Culture exploded as a reaction to the pain of war and removal of censorship.
Expansion of media such as radios, newspapers, magazines and film.
The government subsidisedart exhibitions and sponsored cultural works.
Painting and writing could be inspired by the horrors of war and extremism of the early years.
Artist such as George Grosz reflected horrors, paining distorted and violent images.
Writing linked to personal experience was replaced with ones that had a political and social message.
All Quiet on the Western Front exposed painful life in the trenches.
Street theatre which took new political drama to the people was very popular.
There were developments in theatre, stark stage sets and new techniques such as direct communication with the audience.
'Mother Courage' was a playwright showing sympathy for the ordinary people.
The film 'Metropolis' was a critique of modern society, depicting a future where workers lived a robotic life under the ruling of an impractical upper class.
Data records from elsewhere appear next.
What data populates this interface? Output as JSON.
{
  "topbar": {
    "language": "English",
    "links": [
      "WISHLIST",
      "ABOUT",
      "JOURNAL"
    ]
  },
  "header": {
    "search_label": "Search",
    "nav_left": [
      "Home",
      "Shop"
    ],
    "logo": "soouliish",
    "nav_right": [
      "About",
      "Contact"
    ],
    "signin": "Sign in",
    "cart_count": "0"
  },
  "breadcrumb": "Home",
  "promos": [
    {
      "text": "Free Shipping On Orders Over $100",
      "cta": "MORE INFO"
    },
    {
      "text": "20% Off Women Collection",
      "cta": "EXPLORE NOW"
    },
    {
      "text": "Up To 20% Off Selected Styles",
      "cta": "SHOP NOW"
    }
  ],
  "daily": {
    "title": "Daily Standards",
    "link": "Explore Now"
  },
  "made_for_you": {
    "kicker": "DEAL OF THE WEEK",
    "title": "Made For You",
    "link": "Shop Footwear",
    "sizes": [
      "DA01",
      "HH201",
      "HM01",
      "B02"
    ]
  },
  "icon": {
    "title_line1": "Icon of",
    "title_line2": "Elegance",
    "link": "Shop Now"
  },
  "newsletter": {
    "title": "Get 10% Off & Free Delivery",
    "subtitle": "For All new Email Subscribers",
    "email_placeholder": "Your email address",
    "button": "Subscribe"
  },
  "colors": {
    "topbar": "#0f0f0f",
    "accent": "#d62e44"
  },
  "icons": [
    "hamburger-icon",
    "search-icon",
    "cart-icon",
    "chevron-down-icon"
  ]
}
Walter Gropius'Bauhaus movement which was promoting a more modern outlook on architecture, bringing down the barrier between architecture and art.
Youth culture undertook Americanisation: chewing gum, cigarettes, fashion. Berlin was the 'Avantgarde' capital of Europe renowned for a liberal nightlife and tolerance of same-sex marriage.
The older generation saw it as a decline of the nation. In 1926, the Reichstag passed a law to protect youth from pulp fiction and pornography.
Pressure groups campaigned against female emancipation, nudism, homosexuality and Americanisation.
Books such as 'Decline of the West' painted a gloomy picture of democracy and only the elites could save the nation.